Kelemen believes it will take more than a decade, at least, before there is commercially significant extraction of rare earth metals from manganese nodules or asteroid mining, and that sulfurous mound mining would not alleviate the neodymium shortage. So what other solutions exist?

"I would like to see more exploration and research to make sure we know what's there and what the challenges are of going after it," said Graedel. "I don't think we know if we'll have the resources to meet future demand." He also wants material scientists to aim their product design and lab investigations at the most common elements, rather than the scarcer ones. Some companies, including GE, Toyota and Ford, are trying to use less rare earth metals in their products, limit waste and/or develop substitute metals.

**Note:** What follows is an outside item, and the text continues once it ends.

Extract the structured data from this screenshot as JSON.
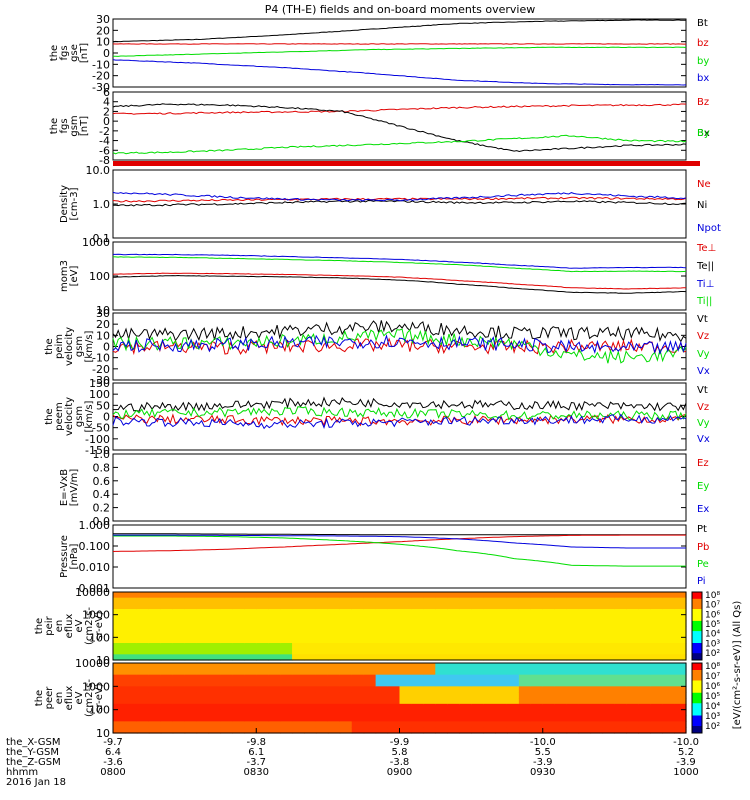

Though recycling e-waste cannot satisfy the rapidly growing demand for rare earth metals, it is one way to help alleviate the shortage. Recycling and reusing materials also saves the energy used in mining and processing, conserves resources, and reduces pollution and greenhouse gas emissions. The U.S. Environmental Protection Agency reports that in 2009, 2.37 million tons of electronics were discarded, but only 25 percent was recycled. The European Union recently enacted new e-waste recycling rules requiring member states to recycle 45 percent of all electronic equipment sold starting in 2016, rising to 65 percent by 2019. (Find out where you can recycle your e-waste.)

Ironically, as prices for electronic products come down, people tend to buy more and more of them, so demand for rare earth metals keeps rising.

"In the , we are facing a lot of resource issues—energy, water, food and metals," said Graedel. "Ultimately each individual consumer is driving the whole rate of expansion of resource use…do we really need all this stuff?"